Ryl Jensen, chief executive of the Digital Health Association, says there has been little consultation with industry on the bill and in its current form it does not serve the digital health sector well, as the definition around SaMD is too broad.

“We support the intent of the bill - to keep New Zealanders safe - but it doesn't follow international best practice around software as a medical device,” she says.

“As it’s currently defined, it could affect quite a number of digital health suppliers across the industry, not just those that have medical devices that require software to run it, and that is of great concern.”

She says industry also has concerns around whether a new regulator would have sufficient skilled staff to deal with SaMD as Medsafe does not currently have that skill set and there is a national and global tech skills shortage.

“We have real concerns about the capability and capacity of the new regulator and the unintended consequences of that being slow and cumbersome, which could lead to reduced productivity and innovation in the sector,” explains Jensen.

Kelvin Gill, quality, regulatory and information security manager at Sysmex NZ, says the draft bill doesn’t contain the required detail to know which products will be classified as SaMD, or the impact of the new regulations for vendors.
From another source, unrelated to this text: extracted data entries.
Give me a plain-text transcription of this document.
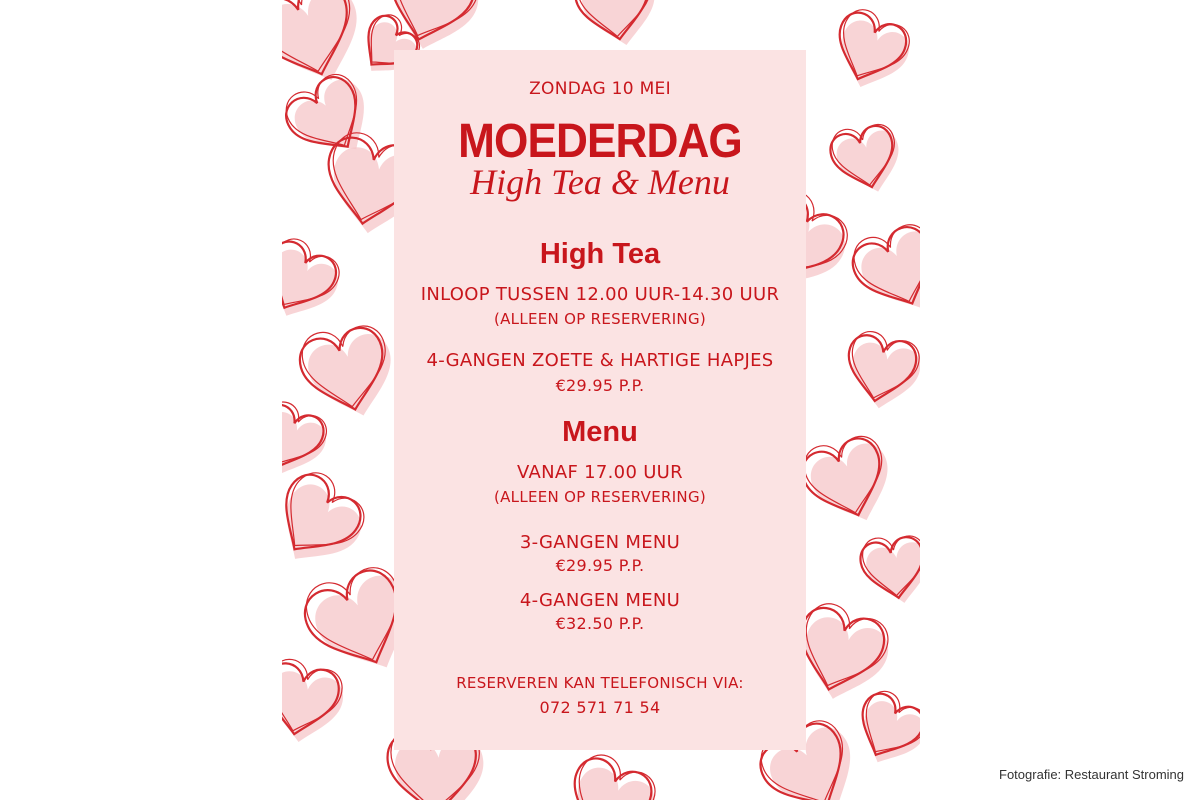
ZONDAG 10 MEI
MOEDERDAG
High Tea & Menu
High Tea
INLOOP TUSSEN 12.00 UUR-14.30 UUR
(ALLEEN OP RESERVERING)
4-GANGEN ZOETE & HARTIGE HAPJES
€29.95 P.P.
Menu
VANAF 17.00 UUR
(ALLEEN OP RESERVERING)
3-GANGEN MENU
€29.95 P.P.
4-GANGEN MENU
€32.50 P.P.
RESERVEREN KAN TELEFONISCH VIA:
072 571 71 54
Fotografie: Restaurant Stroming
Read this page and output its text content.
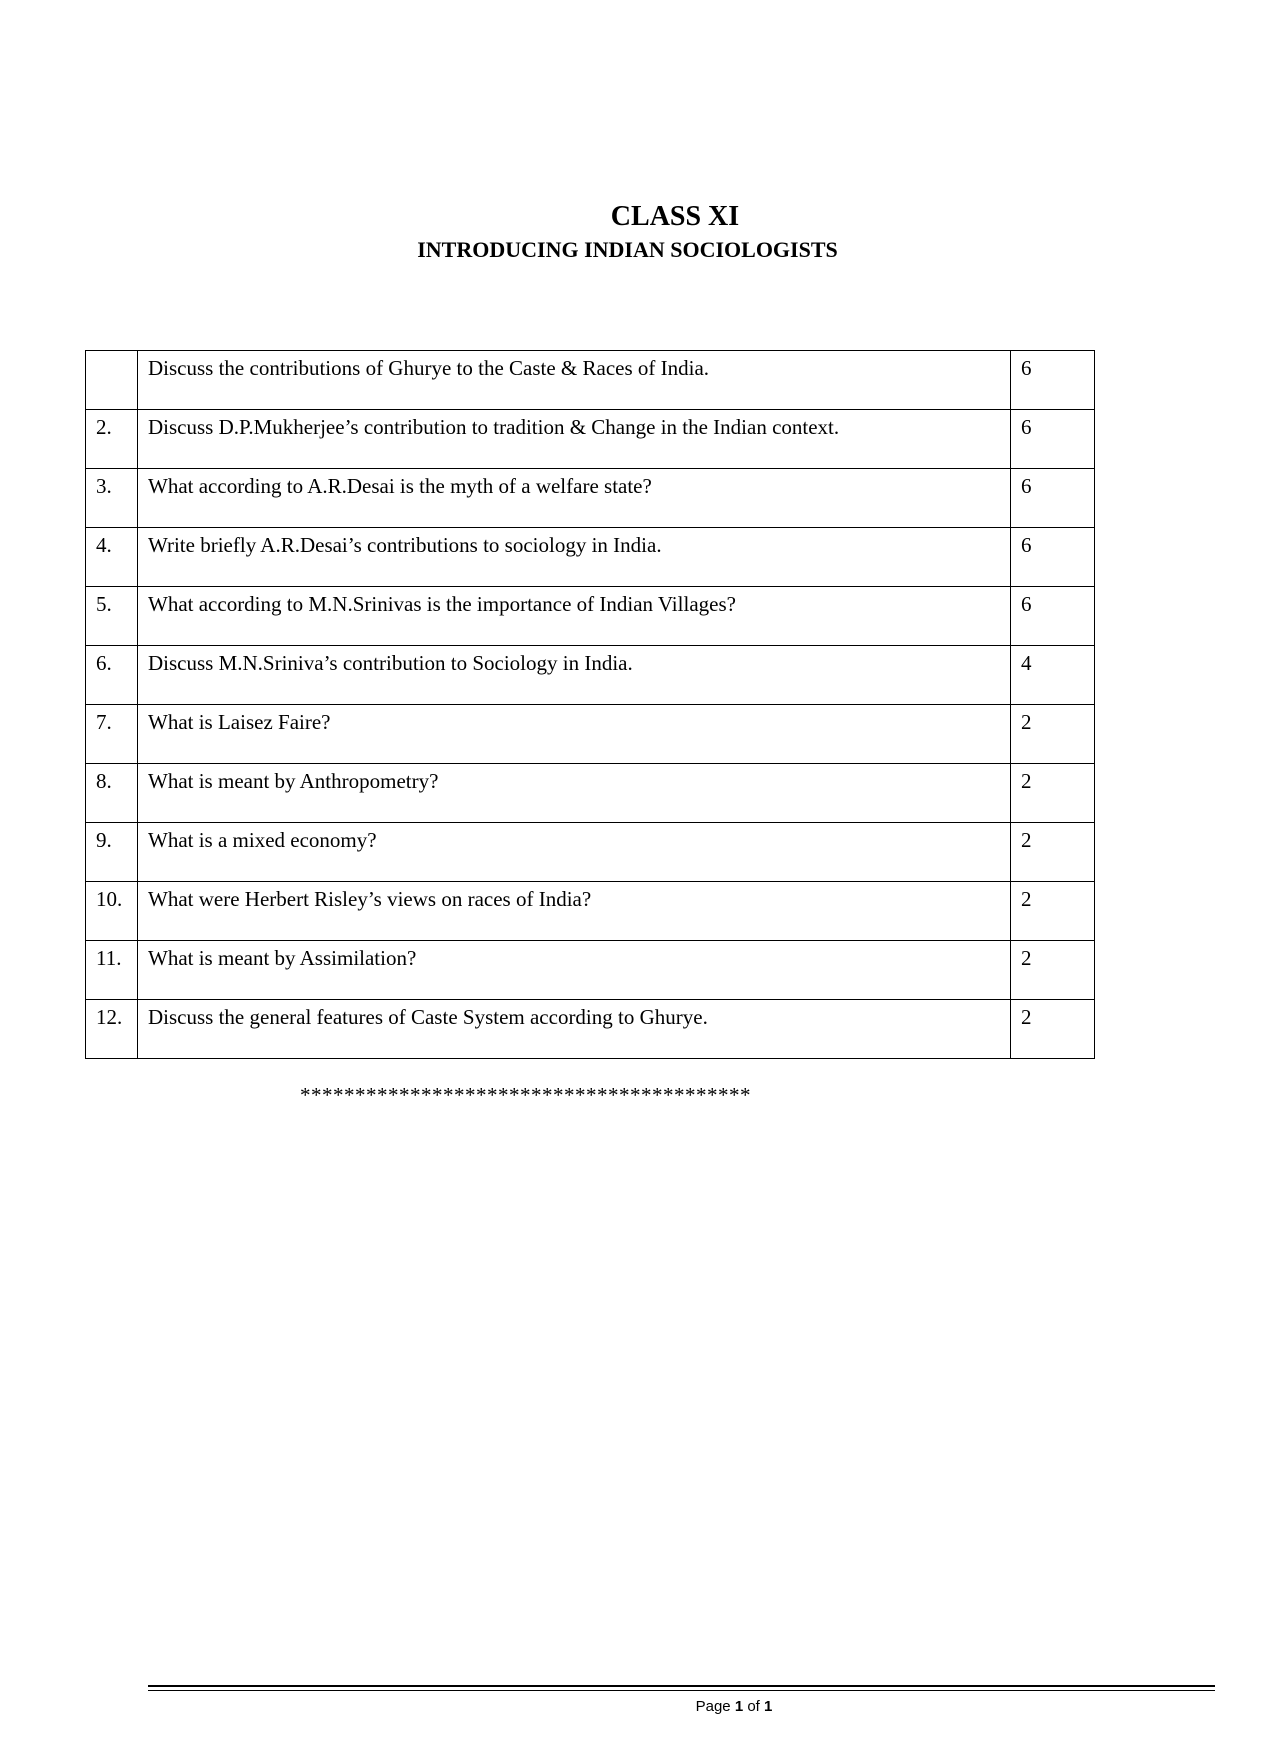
CLASS XI
INTRODUCING INDIAN SOCIOLOGISTS
	Discuss the contributions of Ghurye to the Caste & Races of India.	6
2.	Discuss D.P.Mukherjee’s contribution to tradition & Change in the Indian context.	6
3.	What according to A.R.Desai is the myth of a welfare state?	6
4.	Write briefly A.R.Desai’s contributions to sociology in India.	6
5.	What according to M.N.Srinivas is the importance of Indian Villages?	6
6.	Discuss M.N.Sriniva’s contribution to Sociology in India.	4
7.	What is Laisez Faire?	2
8.	What is meant by Anthropometry?	2
9.	What is a mixed economy?	2
10.	What were Herbert Risley’s views on races of India?	2
11.	What is meant by Assimilation?	2
12.	Discuss the general features of Caste System according to Ghurye.	2
*****************************************
Page 1 of 1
Under the draft definition, Sysmex may be classified as a manufacturer, importer and exporter of SaMD, but he hoped NZ would follow other international regulators (including Australia and the EU) who exclude Laboratory Information Systems and Work Area Managers from this classification.
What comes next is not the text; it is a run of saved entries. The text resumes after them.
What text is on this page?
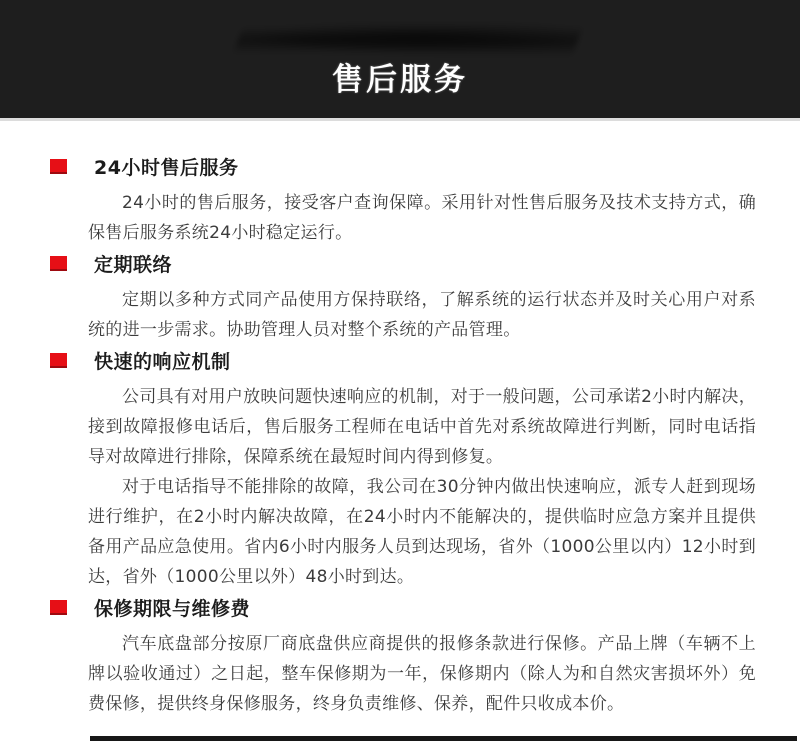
售后服务
24小时售后服务

24小时的售后服务，接受客户查询保障。采用针对性售后服务及技术支持方式，确保售后服务系统24小时稳定运行。

定期联络

定期以多种方式同产品使用方保持联络，了解系统的运行状态并及时关心用户对系统的进一步需求。协助管理人员对整个系统的产品管理。

快速的响应机制

公司具有对用户放映问题快速响应的机制，对于一般问题，公司承诺2小时内解决，接到故障报修电话后，售后服务工程师在电话中首先对系统故障进行判断，同时电话指导对故障进行排除，保障系统在最短时间内得到修复。

对于电话指导不能排除的故障，我公司在30分钟内做出快速响应，派专人赶到现场进行维护，在2小时内解决故障，在24小时内不能解决的，提供临时应急方案并且提供备用产品应急使用。省内6小时内服务人员到达现场，省外（1000公里以内）12小时到达，省外（1000公里以外）48小时到达。

保修期限与维修费

汽车底盘部分按原厂商底盘供应商提供的报修条款进行保修。产品上牌（车辆不上牌以验收通过）之日起，整车保修期为一年，保修期内（除人为和自然灾害损坏外）免费保修，提供终身保修服务，终身负责维修、保养，配件只收成本价。
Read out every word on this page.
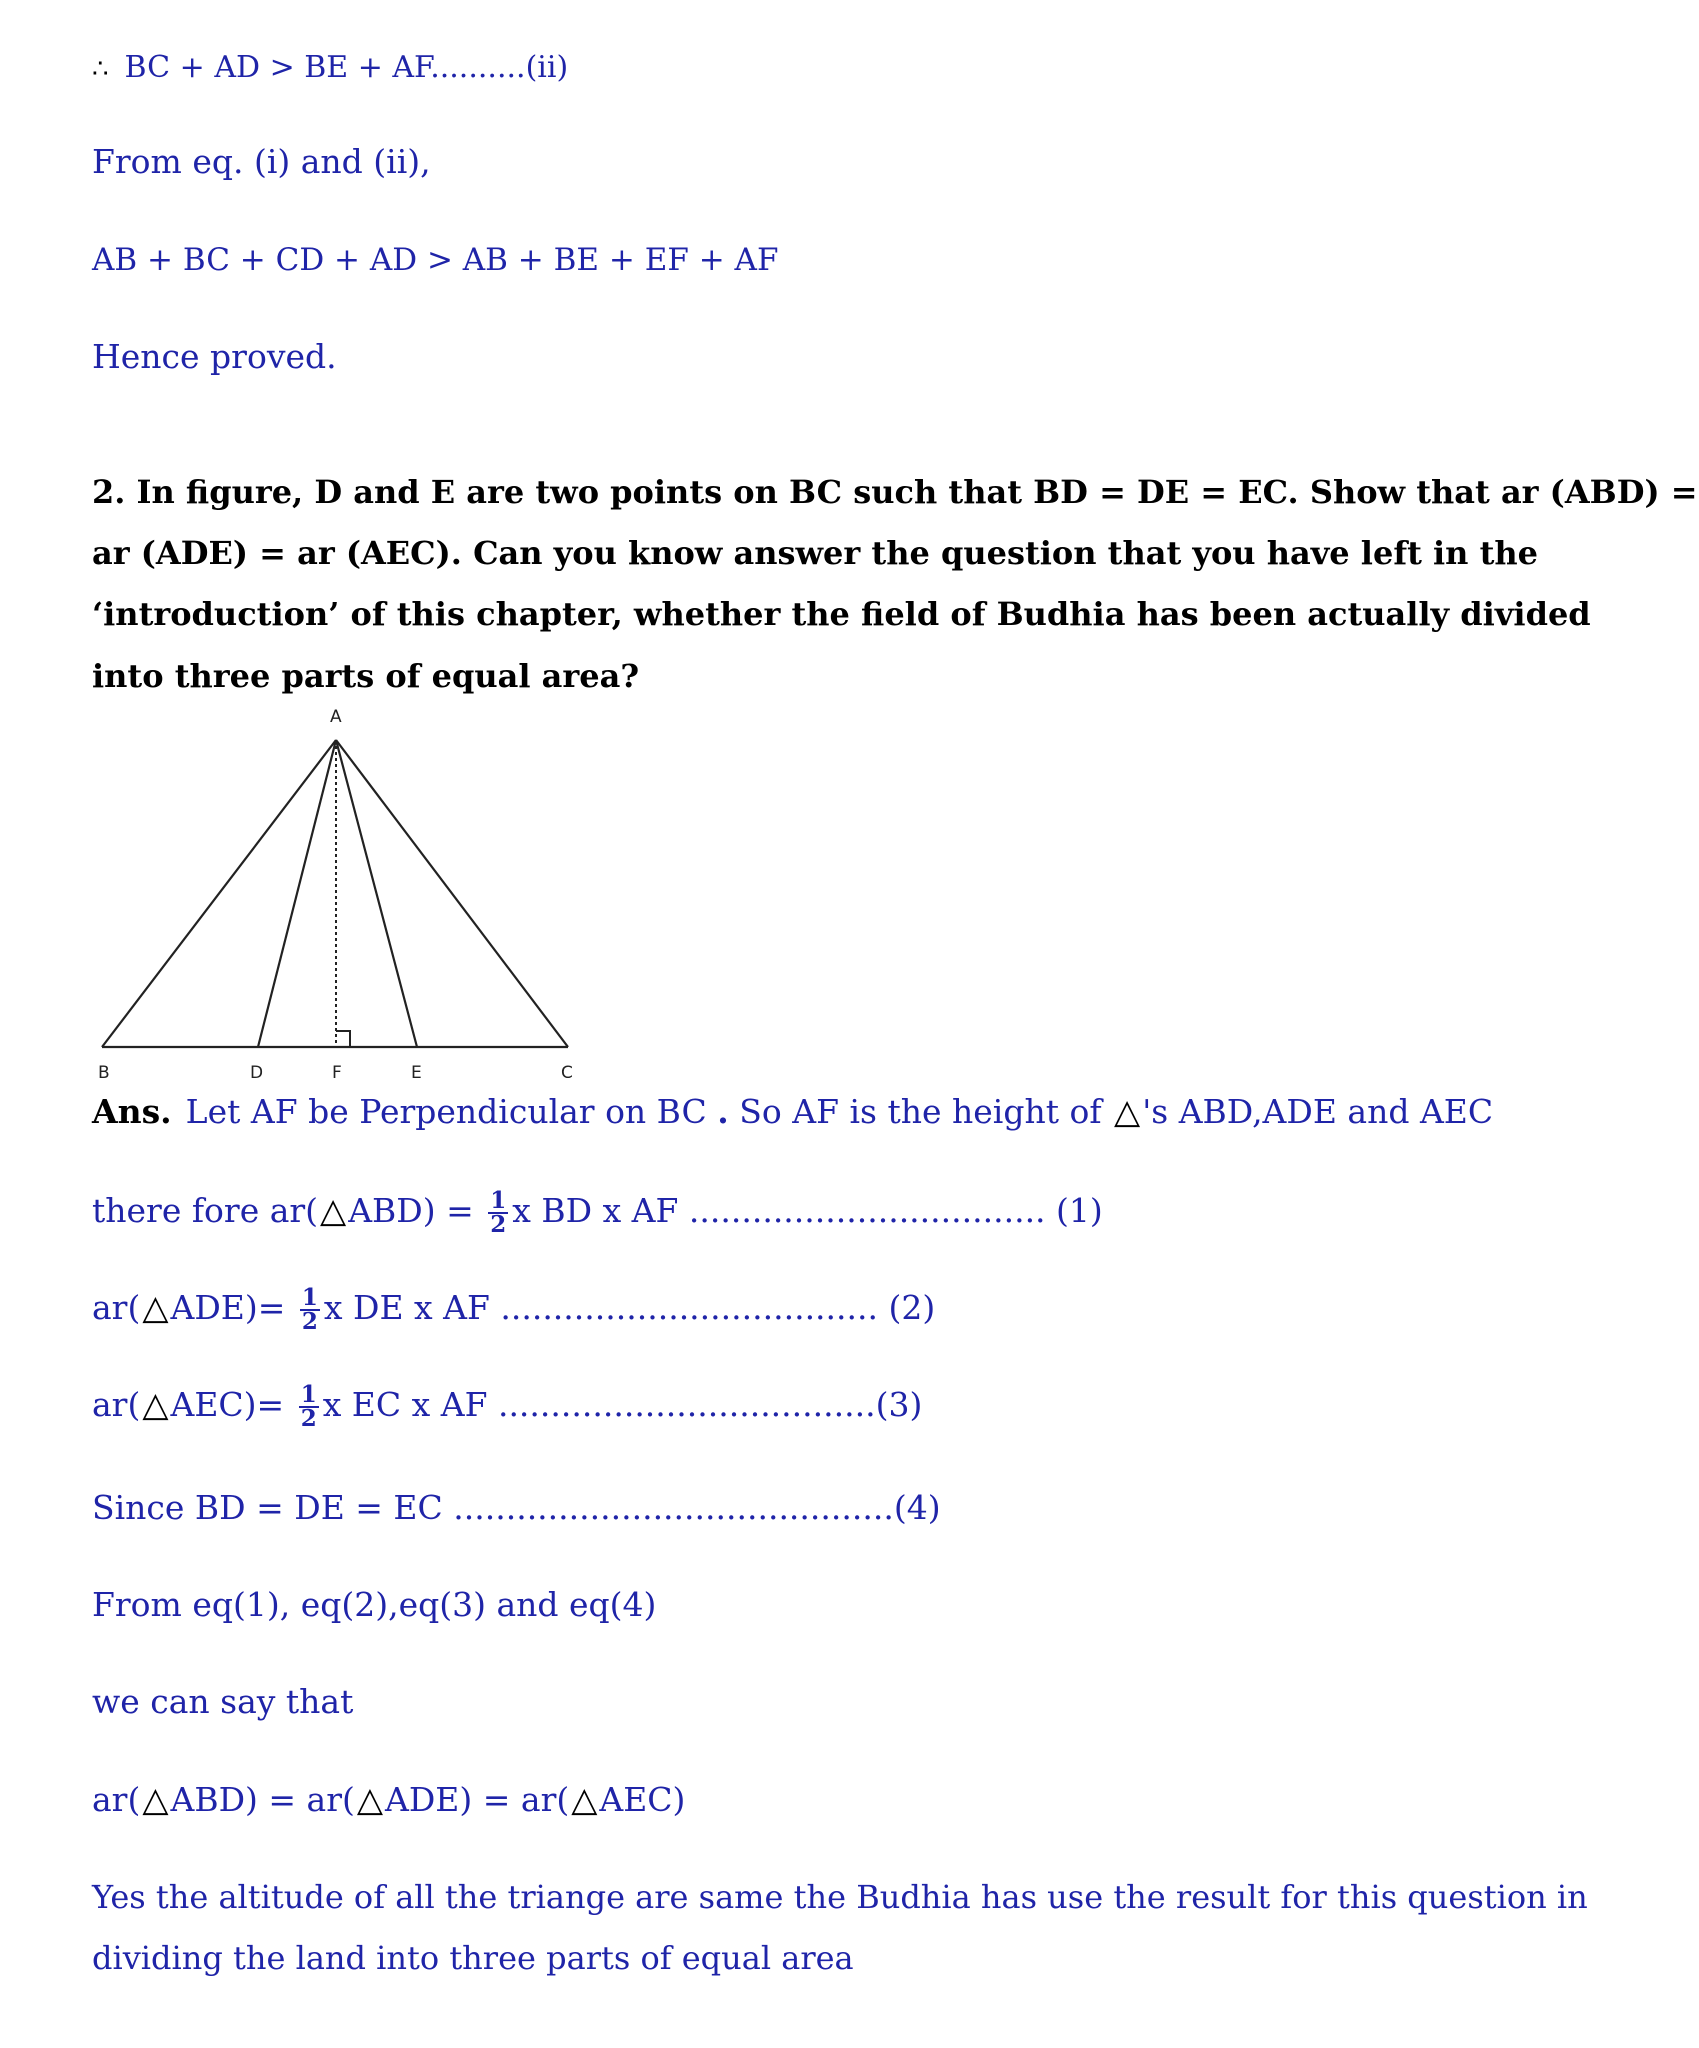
∴ BC + AD > BE + AF..........(ii)
From eq. (i) and (ii),
AB + BC + CD + AD > AB + BE + EF + AF
Hence proved.
2. In figure, D and E are two points on BC such that BD = DE = EC. Show that ar (ABD) =
ar (ADE) = ar (AEC). Can you know answer the question that you have left in the
‘introduction’ of this chapter, whether the field of Budhia has been actually divided
into three parts of equal area?
A
B	D	F	E	C
Ans. Let AF be Perpendicular on BC . So AF is the height of △'s ABD,ADE and AEC
there fore ar(△ABD) = $\frac{1}{2}$ x BD x AF .................................. (1)
ar(△ADE)= $\frac{1}{2}$ x DE x AF .................................... (2)
ar(△AEC)= $\frac{1}{2}$ x EC x AF ....................................(3)
Since BD = DE = EC ..........................................(4)
From eq(1), eq(2),eq(3) and eq(4)
we can say that
ar(△ABD) = ar(△ADE) = ar(△AEC)
Yes the altitude of all the triange are same the Budhia has use the result for this question in
dividing the land into three parts of equal area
If Sysmex products were classified as SaMD this would increase regulatory overheads and ultimately costs for customers, who are public and private healthcare providers.

Gill says the cost, complexity and lead time to obtain market authorisation for product changes may affect the frequency of updates, with changes being introduced less frequently or not at all.
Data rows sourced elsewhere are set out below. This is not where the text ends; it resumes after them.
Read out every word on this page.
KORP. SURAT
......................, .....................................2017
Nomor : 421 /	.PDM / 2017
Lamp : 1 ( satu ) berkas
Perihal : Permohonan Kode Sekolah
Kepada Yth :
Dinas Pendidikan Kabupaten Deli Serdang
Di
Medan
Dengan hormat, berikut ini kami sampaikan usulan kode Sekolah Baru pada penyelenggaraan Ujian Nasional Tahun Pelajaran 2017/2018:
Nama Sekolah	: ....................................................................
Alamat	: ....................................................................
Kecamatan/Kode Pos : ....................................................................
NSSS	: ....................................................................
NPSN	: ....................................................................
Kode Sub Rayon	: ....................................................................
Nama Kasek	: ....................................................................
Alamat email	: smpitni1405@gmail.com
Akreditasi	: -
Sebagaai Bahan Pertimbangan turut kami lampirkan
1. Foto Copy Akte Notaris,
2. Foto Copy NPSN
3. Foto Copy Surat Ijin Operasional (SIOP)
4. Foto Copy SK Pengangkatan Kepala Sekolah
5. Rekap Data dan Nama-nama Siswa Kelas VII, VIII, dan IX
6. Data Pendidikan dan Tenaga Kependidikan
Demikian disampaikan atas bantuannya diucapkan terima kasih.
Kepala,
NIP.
He argues that regulations and regulatory oversight for SaMD be considered separately from other therapeutic products under the bill, such as providing a software-specific pathway for high priority updates such as bug fixes, to address product quality and safety issues.

Josh Robb, co-founder of Tend, says products such as patient management systems and patient portals have been excluded in similar legislation overseas and it is important to clarify in the bill what software is going to be captured under the new regulations.

“At the moment that’s left entirely up to the new regulator and that will have unintended consequences for health tech businesses looking to build products in New Zealand,” he says.

Limited regulation in this space has led to huge innovation in the digital health sector over the past five years, but uncertainty about regulatory requirements and the increased costs involved would stifle that.

Tend rolled out 32 app releases and 240 backend releases in 2022, which would be impossible to do if each of those needed to be approved by a regulator, Robb says.

Alistair Rumball-Smith, co-founder of Sense Medical, supports oversight of SaMD but says some clinical decision support tools, such as Cortex's dynamic documentation workflows, may fall into a ‘grey zone’ in the proposed new regulations.

He believes that software that applies clinical decision support rules that are transparent to users and configurable by the customer should not automatically fall under regulation, as the software is “merely acting as a conduit of information or engine to visualise the clinically governed rules”.

Rumball-Smith adds that there is a risk of stifling innovation by reducing the ability for new software, that may eventually be regulated, from being piloted ‘in the field’ with appropriate clinical governance.

During a development phase, responsibility should sit with the organisation that is piloting or involved in co-design, and regulation should only kick in when software is made commercially available, he says.

“This bill in its current form risks creating an environment that will add significant cost to businesses, reduce investment in research and development and ultimately decrease the impact of digital tools in improving patient care,” says Rumball-Smith.

The Therapeutic Products Bill is at Select Committee stage, with submissions due by March 5.